Revisiting 'Mindhunters' (2004)

This movie proves the rule that anything starring Clifton Collins Jr. cannot be that bad.

While I would not say that Mindhunters is an underrated classic, it is a fun b-movie with an interesting premise, some good acting and inventive set pieces. It's basically Agatha Christie's And Then There Were None, except that the victims are a team of rookie FBI profilers on a routine training mission to an island where police and military carry out exercises in a fake town set filled with mannequins and monitored by hidden cameras -- so that the instructors can monitor their student's progress.

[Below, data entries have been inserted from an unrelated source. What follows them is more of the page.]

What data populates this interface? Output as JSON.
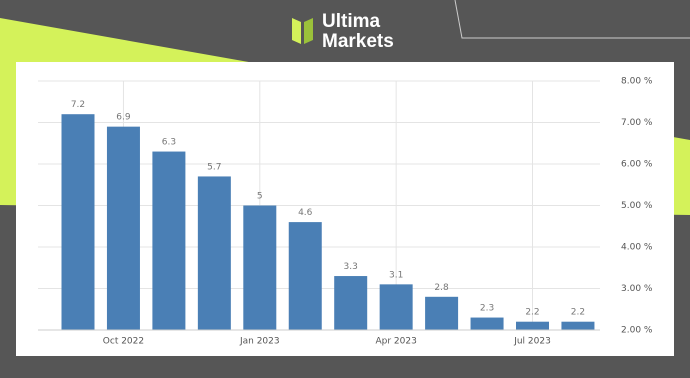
{
  "logo": {
    "line1": "Ultima",
    "line2": "Markets"
  },
  "chart_data": {
    "type": "bar",
    "categories": [
      null,
      "Oct 2022",
      null,
      null,
      "Jan 2023",
      null,
      null,
      "Apr 2023",
      null,
      null,
      "Jul 2023",
      null
    ],
    "values": [
      7.2,
      6.9,
      6.3,
      5.7,
      5,
      4.6,
      3.3,
      3.1,
      2.8,
      2.3,
      2.2,
      2.2
    ],
    "color": "#4a7fb5",
    "ylim": [
      2,
      8
    ],
    "yticks": [
      {
        "value": 2,
        "label": "2.00 %"
      },
      {
        "value": 3,
        "label": "3.00 %"
      },
      {
        "value": 4,
        "label": "4.00 %"
      },
      {
        "value": 5,
        "label": "5.00 %"
      },
      {
        "value": 6,
        "label": "6.00 %"
      },
      {
        "value": 7,
        "label": "7.00 %"
      },
      {
        "value": 8,
        "label": "8.00 %"
      }
    ],
    "grid": true,
    "y_axis_side": "right"
  }
}
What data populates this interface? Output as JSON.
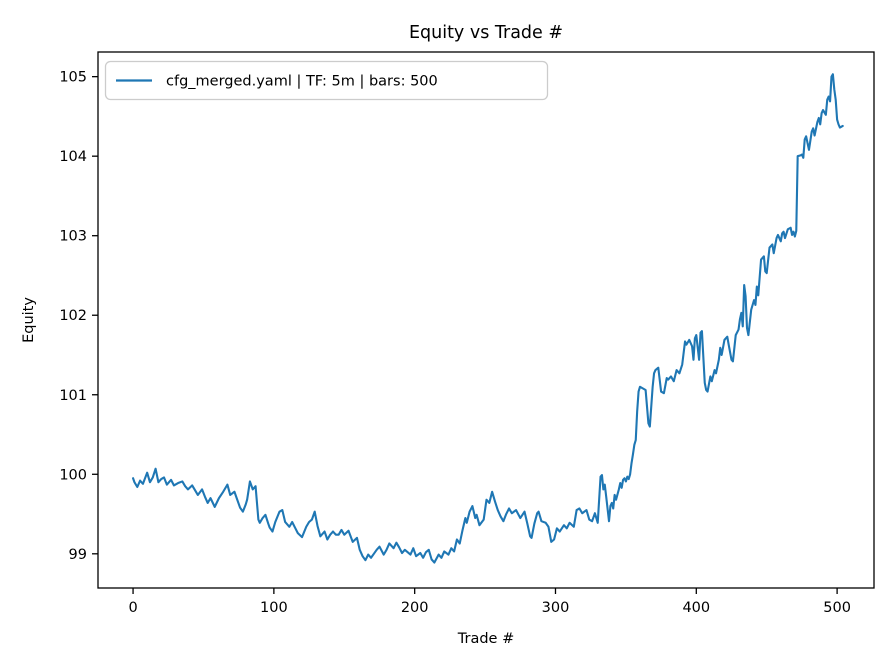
{
  "figure": {
    "background": "#ffffff"
  },
  "chart_data": {
    "type": "line",
    "title": "Equity vs Trade #",
    "xlabel": "Trade #",
    "ylabel": "Equity",
    "grid": false,
    "legend": {
      "position": "upper left",
      "entries": [
        {
          "label": "cfg_merged.yaml | TF: 5m | bars: 500",
          "color": "#1f77b4"
        }
      ]
    },
    "axis_color": "#000000",
    "spine_width": 1.3,
    "line_color": "#1f77b4",
    "line_width": 2.1,
    "x_ticks": [
      0,
      100,
      200,
      300,
      400,
      500
    ],
    "y_ticks": [
      99,
      100,
      101,
      102,
      103,
      104,
      105
    ],
    "xlim": [
      -24.9,
      526.2
    ],
    "ylim": [
      98.57,
      105.31
    ],
    "series": [
      {
        "name": "cfg_merged.yaml | TF: 5m | bars: 500",
        "points": [
          [
            0,
            99.95
          ],
          [
            1,
            99.9
          ],
          [
            3,
            99.84
          ],
          [
            5,
            99.92
          ],
          [
            7,
            99.88
          ],
          [
            10,
            100.02
          ],
          [
            12,
            99.9
          ],
          [
            14,
            99.96
          ],
          [
            16,
            100.07
          ],
          [
            18,
            99.9
          ],
          [
            20,
            99.94
          ],
          [
            22,
            99.96
          ],
          [
            24,
            99.87
          ],
          [
            27,
            99.93
          ],
          [
            29,
            99.86
          ],
          [
            32,
            99.89
          ],
          [
            35,
            99.91
          ],
          [
            37,
            99.85
          ],
          [
            39,
            99.81
          ],
          [
            42,
            99.86
          ],
          [
            44,
            99.8
          ],
          [
            46,
            99.74
          ],
          [
            49,
            99.81
          ],
          [
            51,
            99.72
          ],
          [
            53,
            99.64
          ],
          [
            55,
            99.7
          ],
          [
            58,
            99.59
          ],
          [
            61,
            99.7
          ],
          [
            64,
            99.78
          ],
          [
            67,
            99.87
          ],
          [
            69,
            99.74
          ],
          [
            72,
            99.78
          ],
          [
            74,
            99.68
          ],
          [
            76,
            99.58
          ],
          [
            78,
            99.53
          ],
          [
            80,
            99.62
          ],
          [
            81,
            99.68
          ],
          [
            83,
            99.91
          ],
          [
            85,
            99.81
          ],
          [
            87,
            99.85
          ],
          [
            89,
            99.43
          ],
          [
            90,
            99.39
          ],
          [
            92,
            99.45
          ],
          [
            94,
            99.49
          ],
          [
            96,
            99.38
          ],
          [
            97,
            99.33
          ],
          [
            99,
            99.28
          ],
          [
            101,
            99.4
          ],
          [
            104,
            99.53
          ],
          [
            106,
            99.55
          ],
          [
            108,
            99.4
          ],
          [
            110,
            99.36
          ],
          [
            111,
            99.34
          ],
          [
            113,
            99.4
          ],
          [
            115,
            99.33
          ],
          [
            117,
            99.26
          ],
          [
            120,
            99.21
          ],
          [
            123,
            99.34
          ],
          [
            125,
            99.4
          ],
          [
            127,
            99.43
          ],
          [
            129,
            99.53
          ],
          [
            131,
            99.35
          ],
          [
            133,
            99.22
          ],
          [
            136,
            99.28
          ],
          [
            138,
            99.18
          ],
          [
            140,
            99.24
          ],
          [
            142,
            99.28
          ],
          [
            144,
            99.24
          ],
          [
            146,
            99.24
          ],
          [
            148,
            99.3
          ],
          [
            150,
            99.24
          ],
          [
            153,
            99.29
          ],
          [
            156,
            99.15
          ],
          [
            159,
            99.2
          ],
          [
            161,
            99.05
          ],
          [
            163,
            98.97
          ],
          [
            165,
            98.92
          ],
          [
            167,
            98.99
          ],
          [
            169,
            98.95
          ],
          [
            171,
            99.0
          ],
          [
            173,
            99.05
          ],
          [
            175,
            99.09
          ],
          [
            178,
            98.99
          ],
          [
            180,
            99.05
          ],
          [
            182,
            99.13
          ],
          [
            185,
            99.07
          ],
          [
            187,
            99.14
          ],
          [
            189,
            99.08
          ],
          [
            191,
            99.01
          ],
          [
            193,
            99.05
          ],
          [
            195,
            99.02
          ],
          [
            197,
            98.99
          ],
          [
            199,
            99.07
          ],
          [
            201,
            98.97
          ],
          [
            204,
            99.01
          ],
          [
            206,
            98.95
          ],
          [
            208,
            99.02
          ],
          [
            210,
            99.05
          ],
          [
            212,
            98.93
          ],
          [
            214,
            98.89
          ],
          [
            217,
            98.99
          ],
          [
            219,
            98.95
          ],
          [
            221,
            99.03
          ],
          [
            224,
            98.99
          ],
          [
            226,
            99.07
          ],
          [
            228,
            99.03
          ],
          [
            230,
            99.18
          ],
          [
            232,
            99.13
          ],
          [
            234,
            99.3
          ],
          [
            236,
            99.45
          ],
          [
            237,
            99.39
          ],
          [
            239,
            99.53
          ],
          [
            241,
            99.6
          ],
          [
            243,
            99.45
          ],
          [
            244,
            99.49
          ],
          [
            246,
            99.36
          ],
          [
            249,
            99.43
          ],
          [
            251,
            99.68
          ],
          [
            253,
            99.64
          ],
          [
            255,
            99.78
          ],
          [
            257,
            99.66
          ],
          [
            259,
            99.55
          ],
          [
            261,
            99.47
          ],
          [
            263,
            99.41
          ],
          [
            265,
            99.5
          ],
          [
            267,
            99.57
          ],
          [
            269,
            99.51
          ],
          [
            272,
            99.55
          ],
          [
            275,
            99.45
          ],
          [
            278,
            99.53
          ],
          [
            280,
            99.38
          ],
          [
            282,
            99.22
          ],
          [
            283,
            99.2
          ],
          [
            285,
            99.38
          ],
          [
            287,
            99.51
          ],
          [
            288,
            99.53
          ],
          [
            290,
            99.41
          ],
          [
            293,
            99.39
          ],
          [
            295,
            99.34
          ],
          [
            297,
            99.15
          ],
          [
            299,
            99.18
          ],
          [
            301,
            99.32
          ],
          [
            303,
            99.28
          ],
          [
            306,
            99.36
          ],
          [
            308,
            99.32
          ],
          [
            310,
            99.39
          ],
          [
            313,
            99.34
          ],
          [
            315,
            99.55
          ],
          [
            317,
            99.57
          ],
          [
            319,
            99.51
          ],
          [
            322,
            99.55
          ],
          [
            324,
            99.43
          ],
          [
            326,
            99.41
          ],
          [
            328,
            99.51
          ],
          [
            330,
            99.39
          ],
          [
            332,
            99.97
          ],
          [
            333,
            99.99
          ],
          [
            334,
            99.81
          ],
          [
            335,
            99.87
          ],
          [
            336,
            99.72
          ],
          [
            338,
            99.41
          ],
          [
            339,
            99.6
          ],
          [
            340,
            99.64
          ],
          [
            341,
            99.57
          ],
          [
            342,
            99.74
          ],
          [
            343,
            99.68
          ],
          [
            345,
            99.81
          ],
          [
            346,
            99.89
          ],
          [
            347,
            99.83
          ],
          [
            348,
            99.93
          ],
          [
            349,
            99.95
          ],
          [
            350,
            99.91
          ],
          [
            351,
            99.97
          ],
          [
            352,
            99.94
          ],
          [
            353,
            100.0
          ],
          [
            354,
            100.14
          ],
          [
            355,
            100.25
          ],
          [
            356,
            100.37
          ],
          [
            357,
            100.43
          ],
          [
            358,
            100.79
          ],
          [
            359,
            101.04
          ],
          [
            360,
            101.1
          ],
          [
            362,
            101.08
          ],
          [
            364,
            101.06
          ],
          [
            366,
            100.64
          ],
          [
            367,
            100.6
          ],
          [
            369,
            101.1
          ],
          [
            370,
            101.27
          ],
          [
            371,
            101.31
          ],
          [
            373,
            101.34
          ],
          [
            375,
            101.04
          ],
          [
            377,
            101.02
          ],
          [
            379,
            101.21
          ],
          [
            380,
            101.19
          ],
          [
            382,
            101.23
          ],
          [
            384,
            101.17
          ],
          [
            386,
            101.31
          ],
          [
            388,
            101.27
          ],
          [
            390,
            101.38
          ],
          [
            392,
            101.67
          ],
          [
            393,
            101.63
          ],
          [
            395,
            101.69
          ],
          [
            397,
            101.61
          ],
          [
            398,
            101.44
          ],
          [
            399,
            101.71
          ],
          [
            400,
            101.75
          ],
          [
            402,
            101.44
          ],
          [
            403,
            101.78
          ],
          [
            404,
            101.8
          ],
          [
            406,
            101.15
          ],
          [
            407,
            101.06
          ],
          [
            408,
            101.04
          ],
          [
            410,
            101.23
          ],
          [
            411,
            101.17
          ],
          [
            413,
            101.31
          ],
          [
            414,
            101.27
          ],
          [
            416,
            101.44
          ],
          [
            417,
            101.59
          ],
          [
            418,
            101.5
          ],
          [
            420,
            101.69
          ],
          [
            422,
            101.73
          ],
          [
            423,
            101.63
          ],
          [
            425,
            101.44
          ],
          [
            426,
            101.42
          ],
          [
            428,
            101.75
          ],
          [
            430,
            101.82
          ],
          [
            431,
            101.95
          ],
          [
            432,
            102.03
          ],
          [
            433,
            101.86
          ],
          [
            434,
            102.38
          ],
          [
            435,
            102.24
          ],
          [
            436,
            101.84
          ],
          [
            437,
            101.75
          ],
          [
            439,
            102.07
          ],
          [
            441,
            102.19
          ],
          [
            442,
            102.13
          ],
          [
            443,
            102.36
          ],
          [
            444,
            102.25
          ],
          [
            446,
            102.7
          ],
          [
            448,
            102.74
          ],
          [
            449,
            102.55
          ],
          [
            450,
            102.53
          ],
          [
            452,
            102.85
          ],
          [
            454,
            102.89
          ],
          [
            455,
            102.78
          ],
          [
            457,
            102.97
          ],
          [
            458,
            103.01
          ],
          [
            460,
            102.93
          ],
          [
            461,
            103.03
          ],
          [
            462,
            103.05
          ],
          [
            463,
            102.97
          ],
          [
            465,
            103.08
          ],
          [
            467,
            103.1
          ],
          [
            468,
            103.01
          ],
          [
            469,
            103.05
          ],
          [
            470,
            102.99
          ],
          [
            471,
            103.06
          ],
          [
            472,
            104.0
          ],
          [
            474,
            104.01
          ],
          [
            475,
            104.02
          ],
          [
            476,
            103.98
          ],
          [
            477,
            104.21
          ],
          [
            478,
            104.25
          ],
          [
            480,
            104.08
          ],
          [
            482,
            104.31
          ],
          [
            483,
            104.35
          ],
          [
            484,
            104.26
          ],
          [
            486,
            104.43
          ],
          [
            487,
            104.48
          ],
          [
            488,
            104.4
          ],
          [
            489,
            104.54
          ],
          [
            490,
            104.58
          ],
          [
            492,
            104.52
          ],
          [
            493,
            104.71
          ],
          [
            494,
            104.75
          ],
          [
            495,
            104.69
          ],
          [
            496,
            105.0
          ],
          [
            497,
            105.03
          ],
          [
            498,
            104.84
          ],
          [
            499,
            104.71
          ],
          [
            500,
            104.46
          ],
          [
            501,
            104.4
          ],
          [
            502,
            104.36
          ],
          [
            504,
            104.38
          ]
        ]
      }
    ]
  }
}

In this case, a tough, idiosyncratic instructor (Val Kilmer) has left his class on the island with an unusual assignment -- to use their skills to find a serial killer who is killing the fictional island inhabitants. However, shortly after they arrive, someone begins to hunt the students down and kill them in various elaborate ways. Now the rookies have to band together to hunt down the real killer, who may be one of their own...

Directed by schlockmeister Renny Harlin, don't go into this expecting subtlety. However, what it lacks in nuance, Mindhunters makes up for in entertainment value.

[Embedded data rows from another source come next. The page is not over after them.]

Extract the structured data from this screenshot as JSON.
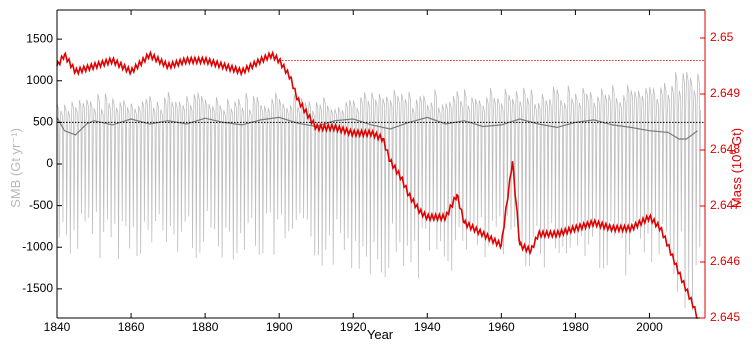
{
  "chart_data": {
    "type": "line",
    "xlabel": "Year",
    "ylabel_left": "SMB (Gt yr⁻¹)",
    "ylabel_right_base": "Mass (10",
    "ylabel_right_sup": "6",
    "ylabel_right_unit": " Gt)",
    "xlim": [
      1840,
      2015
    ],
    "ylim_left": [
      -1850,
      1850
    ],
    "ylim_right": [
      2.645,
      2.6505
    ],
    "x_ticks": [
      1840,
      1860,
      1880,
      1900,
      1920,
      1940,
      1960,
      1980,
      2000
    ],
    "y_left_ticks": [
      -1500,
      -1000,
      -500,
      0,
      500,
      1000,
      1500
    ],
    "y_right_ticks": [
      2.645,
      2.646,
      2.647,
      2.648,
      2.649,
      2.65
    ],
    "y_right_tick_labels": [
      "2.645",
      "2.646",
      "2.647",
      "2.648",
      "2.649",
      "2.65"
    ],
    "grid": false,
    "colors": {
      "smb_monthly": "#bdbdbd",
      "smb_smoothed": "#7a7a7a",
      "mass": "#e00000",
      "left_axis_label": "#b8b8b8",
      "right_axis": "#e00000"
    },
    "reference_lines": [
      {
        "axis": "left",
        "y": 500,
        "color": "#000000",
        "style": "dotted"
      },
      {
        "axis": "right",
        "y": 2.6496,
        "x_start": 1900,
        "color": "#e00000",
        "style": "dotted"
      }
    ],
    "series": [
      {
        "axis": "left",
        "style": "seasonal cycle between summer minimum and winter maximum (Gt/yr)",
        "x": [
          1840,
          1850,
          1860,
          1870,
          1880,
          1890,
          1900,
          1910,
          1920,
          1930,
          1940,
          1950,
          1960,
          1970,
          1980,
          1990,
          2000,
          2005,
          2010,
          2013
        ],
        "y_upper": [
          720,
          740,
          760,
          760,
          760,
          760,
          780,
          750,
          760,
          780,
          780,
          800,
          820,
          820,
          830,
          850,
          900,
          950,
          1000,
          1050
        ],
        "y_lower": [
          -1000,
          -1000,
          -1000,
          -1000,
          -1000,
          -1000,
          -1050,
          -1100,
          -1150,
          -1200,
          -1200,
          -1150,
          -1100,
          -1100,
          -1100,
          -1150,
          -1250,
          -1350,
          -1550,
          -1700
        ]
      },
      {
        "axis": "left",
        "style": "smoothed SMB (Gt/yr)",
        "x": [
          1840,
          1842,
          1845,
          1848,
          1850,
          1855,
          1860,
          1865,
          1870,
          1875,
          1880,
          1885,
          1890,
          1895,
          1900,
          1905,
          1910,
          1915,
          1920,
          1925,
          1930,
          1935,
          1940,
          1945,
          1950,
          1955,
          1960,
          1965,
          1970,
          1975,
          1980,
          1985,
          1990,
          1995,
          2000,
          2005,
          2008,
          2010,
          2013
        ],
        "y": [
          560,
          400,
          350,
          480,
          520,
          470,
          540,
          480,
          520,
          480,
          550,
          500,
          470,
          530,
          560,
          490,
          450,
          520,
          540,
          470,
          420,
          500,
          560,
          480,
          520,
          450,
          470,
          540,
          480,
          440,
          500,
          530,
          470,
          440,
          400,
          380,
          300,
          300,
          400
        ]
      },
      {
        "axis": "right",
        "style": "cumulative mass (10^6 Gt)",
        "x": [
          1840,
          1842,
          1845,
          1850,
          1855,
          1860,
          1865,
          1870,
          1875,
          1880,
          1885,
          1890,
          1895,
          1898,
          1900,
          1903,
          1905,
          1908,
          1910,
          1915,
          1920,
          1925,
          1928,
          1930,
          1933,
          1935,
          1938,
          1940,
          1945,
          1948,
          1950,
          1955,
          1960,
          1963,
          1965,
          1968,
          1970,
          1975,
          1980,
          1985,
          1990,
          1995,
          2000,
          2003,
          2005,
          2008,
          2010,
          2012,
          2013
        ],
        "y": [
          2.6495,
          2.6497,
          2.6494,
          2.6495,
          2.6496,
          2.6494,
          2.6497,
          2.6495,
          2.6496,
          2.6496,
          2.6495,
          2.6494,
          2.6496,
          2.6497,
          2.6496,
          2.6493,
          2.6489,
          2.6486,
          2.6484,
          2.6484,
          2.6483,
          2.6483,
          2.6482,
          2.6478,
          2.6475,
          2.6472,
          2.6469,
          2.6468,
          2.6468,
          2.6472,
          2.6467,
          2.6465,
          2.6463,
          2.6478,
          2.6463,
          2.6462,
          2.6465,
          2.6465,
          2.6466,
          2.6467,
          2.6466,
          2.6466,
          2.6468,
          2.6466,
          2.6463,
          2.6458,
          2.6455,
          2.6452,
          2.645
        ]
      }
    ]
  }
}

The premise is a tad contrived, but it is well-realised. The characters are given a modicum of personality and the cast (including Kathryn Morris, Christian Slater, and Johnny Lee Miller) are not sleep-walking through their roles. Even LL Cool J is solid as a late addition to the team with his own motives for joining the group. The standout, as already mentioned, would have to be Clifton Collins Jr. as a disabled, paranoid profiler who refuses to go anywhere without his sidearm. 

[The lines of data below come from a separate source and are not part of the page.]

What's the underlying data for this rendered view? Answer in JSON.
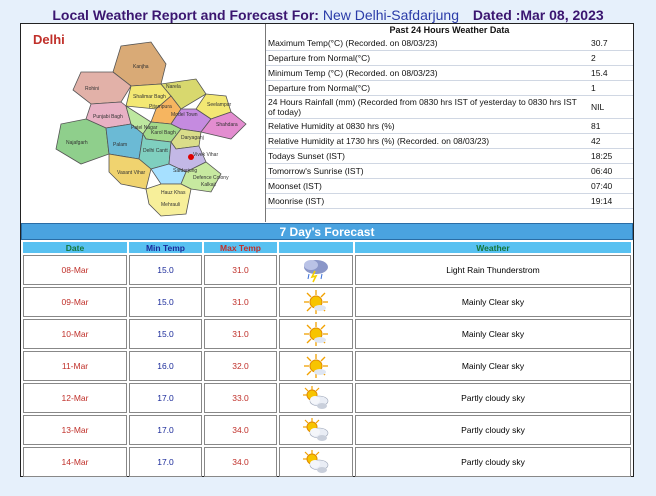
{
  "header": {
    "prefix": "Local Weather Report and Forecast For:",
    "location": "New Delhi-Safdarjung",
    "dated": "Dated :Mar 08, 2023"
  },
  "map": {
    "region_label": "Delhi",
    "districts": [
      "Narela",
      "Kanjha",
      "Rohini",
      "Shalimar Bagh",
      "Pitampura",
      "Model Town",
      "Seelampur",
      "Shahdara",
      "Punjabi Bagh",
      "Patel Nagar",
      "Karol Bagh",
      "Daryaganj",
      "Najafgarh",
      "Palam",
      "Delhi Cantt",
      "Vivek Vihar",
      "Safdarjung",
      "Defence Colony",
      "Kalkaji",
      "Vasant Vihar",
      "Mehrauli",
      "Hauz Khas"
    ]
  },
  "past24": {
    "title": "Past 24 Hours Weather Data",
    "rows": [
      {
        "label": "Maximum Temp(°C) (Recorded. on 08/03/23)",
        "value": "30.7"
      },
      {
        "label": "Departure from Normal(°C)",
        "value": "2"
      },
      {
        "label": "Minimum Temp (°C) (Recorded. on 08/03/23)",
        "value": "15.4"
      },
      {
        "label": "Departure from Normal(°C)",
        "value": "1"
      },
      {
        "label": "24 Hours Rainfall (mm) (Recorded from 0830 hrs IST of yesterday to 0830 hrs IST of today)",
        "value": "NIL"
      },
      {
        "label": "Relative Humidity at 0830 hrs (%)",
        "value": "81"
      },
      {
        "label": "Relative Humidity at 1730 hrs (%) (Recorded. on 08/03/23)",
        "value": "42"
      },
      {
        "label": "Todays Sunset (IST)",
        "value": "18:25"
      },
      {
        "label": "Tomorrow's Sunrise (IST)",
        "value": "06:40"
      },
      {
        "label": "Moonset (IST)",
        "value": "07:40"
      },
      {
        "label": "Moonrise (IST)",
        "value": "19:14"
      }
    ]
  },
  "forecast": {
    "title": "7 Day's Forecast",
    "columns": {
      "date": "Date",
      "min": "Min Temp",
      "max": "Max Temp",
      "weather": "Weather"
    },
    "rows": [
      {
        "date": "08-Mar",
        "min": "15.0",
        "max": "31.0",
        "icon": "rain-thunder-icon",
        "weather": "Light Rain Thunderstrom"
      },
      {
        "date": "09-Mar",
        "min": "15.0",
        "max": "31.0",
        "icon": "clear-sky-icon",
        "weather": "Mainly Clear sky"
      },
      {
        "date": "10-Mar",
        "min": "15.0",
        "max": "31.0",
        "icon": "clear-sky-icon",
        "weather": "Mainly Clear sky"
      },
      {
        "date": "11-Mar",
        "min": "16.0",
        "max": "32.0",
        "icon": "clear-sky-icon",
        "weather": "Mainly Clear sky"
      },
      {
        "date": "12-Mar",
        "min": "17.0",
        "max": "33.0",
        "icon": "partly-cloudy-icon",
        "weather": "Partly cloudy sky"
      },
      {
        "date": "13-Mar",
        "min": "17.0",
        "max": "34.0",
        "icon": "partly-cloudy-icon",
        "weather": "Partly cloudy sky"
      },
      {
        "date": "14-Mar",
        "min": "17.0",
        "max": "34.0",
        "icon": "partly-cloudy-icon",
        "weather": "Partly cloudy sky"
      }
    ]
  }
}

The island setting is suitably eerie and Harlin's direction, while occasionally over-stylised, is surprisingly effective in conveying the necessary mood and tension. The students are killed in ways which reflect a specific element of their personality -- it is a pretty schlocky gimmick, but Harlin manages to prolong the build-up to the kills so that you never sure exactly how each character are going to die until the last moment. 

Are there flaws? Sure. The kills are momentarily clever, but the whole thing falls apart if you think about any of it too hard. The characters are not that deep, and their personalities can be boiled down to a few key ingredients. The tone is appropriately dark, although it does get to feel a little oppressive at times. Films like these generally manage to leaven their darker moments with a tinge of dark wit, but that is not really the case here. 

Roger Ebert put it best in his review: "Is the film worth seeing? Well, yes and no. Yes, because it is exactly what it is, and no, for the same reason."

If you are looking for a good thriller that is not as smart as you are, Mindhunters is that movie.